Tia.. a potem wychodząc dotykasz klamki :)
Dokładnie robię tak samo :D
ja też tak robię , nigdy nie wiesz kto siedział przed Tobą .
Też tak robię.
Nawet nie macie pojęcia ile razy dana deska w kiblu publicznym została oszczana...
A potem nie ma się czym podetrzeć...
A potem i tak robi "Na Małysza"
Hah, wczoraj byłam na koncercie Vadera. Papieru nie brakowało, a panie wyjątkowo szybko się załatwiały.

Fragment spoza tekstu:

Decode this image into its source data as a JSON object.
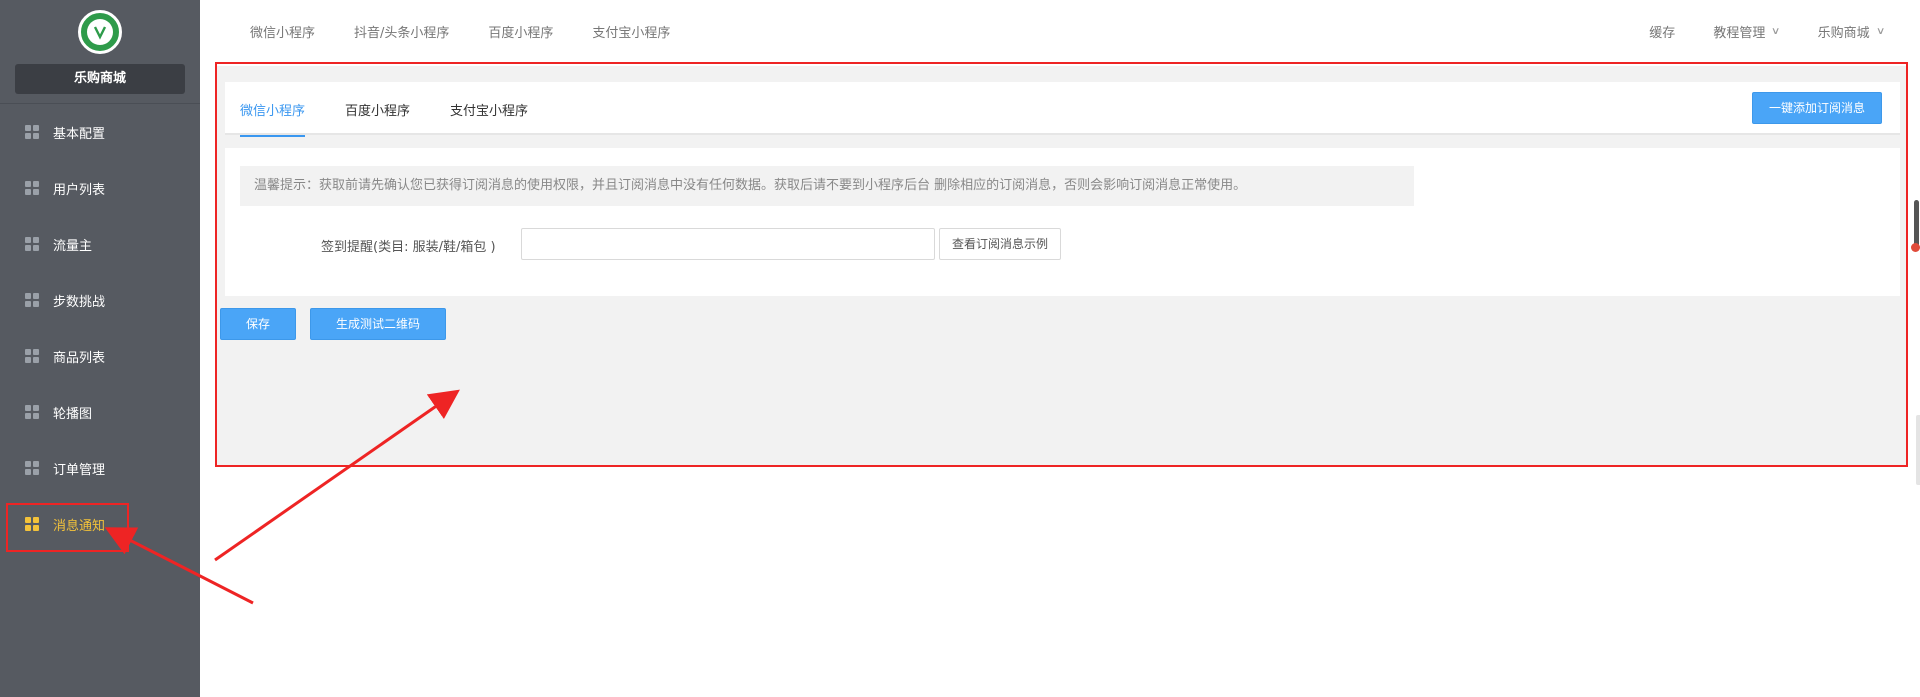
{
  "sidebar": {
    "shop_name": "乐购商城",
    "items": [
      {
        "label": "基本配置",
        "active": false
      },
      {
        "label": "用户列表",
        "active": false
      },
      {
        "label": "流量主",
        "active": false
      },
      {
        "label": "步数挑战",
        "active": false
      },
      {
        "label": "商品列表",
        "active": false
      },
      {
        "label": "轮播图",
        "active": false
      },
      {
        "label": "订单管理",
        "active": false
      },
      {
        "label": "消息通知",
        "active": true
      }
    ],
    "icon": "grid-icon"
  },
  "topbar": {
    "tabs": [
      "微信小程序",
      "抖音/头条小程序",
      "百度小程序",
      "支付宝小程序"
    ],
    "right": {
      "cache": "缓存",
      "tutorial": "教程管理",
      "shop": "乐购商城"
    }
  },
  "main": {
    "tabs": [
      {
        "label": "微信小程序",
        "active": true
      },
      {
        "label": "百度小程序",
        "active": false
      },
      {
        "label": "支付宝小程序",
        "active": false
      }
    ],
    "oneclick_button": "一键添加订阅消息",
    "tip": "温馨提示：获取前请先确认您已获得订阅消息的使用权限，并且订阅消息中没有任何数据。获取后请不要到小程序后台 删除相应的订阅消息，否则会影响订阅消息正常使用。",
    "field": {
      "label": "签到提醒(类目: 服装/鞋/箱包 )",
      "value": "",
      "placeholder": ""
    },
    "example_button": "查看订阅消息示例",
    "save_button": "保存",
    "qr_button": "生成测试二维码"
  },
  "colors": {
    "sidebar_bg": "#565a61",
    "accent": "#4aa5f7",
    "active_menu": "#f3c23a",
    "annotation": "#ee2424"
  }
}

Może jednak nie każdy jest normalny. ._.
A gdy się wypróżni okazuje się że nie ma papieru :D
i tak chlapnie ci na d*pe ;)
znam takich, którzy naprawdę woleli tak bandażować kibel, niż jechać na narciarza ;-)
jak już trzeba w publicznej to raczej nie ma czasu na bandażowanie kibelka, preferuję na Małysza;)
Jak sobie pościelisz tak się wysrasz heh :) chciałem kiedyś coś taiego wstawić.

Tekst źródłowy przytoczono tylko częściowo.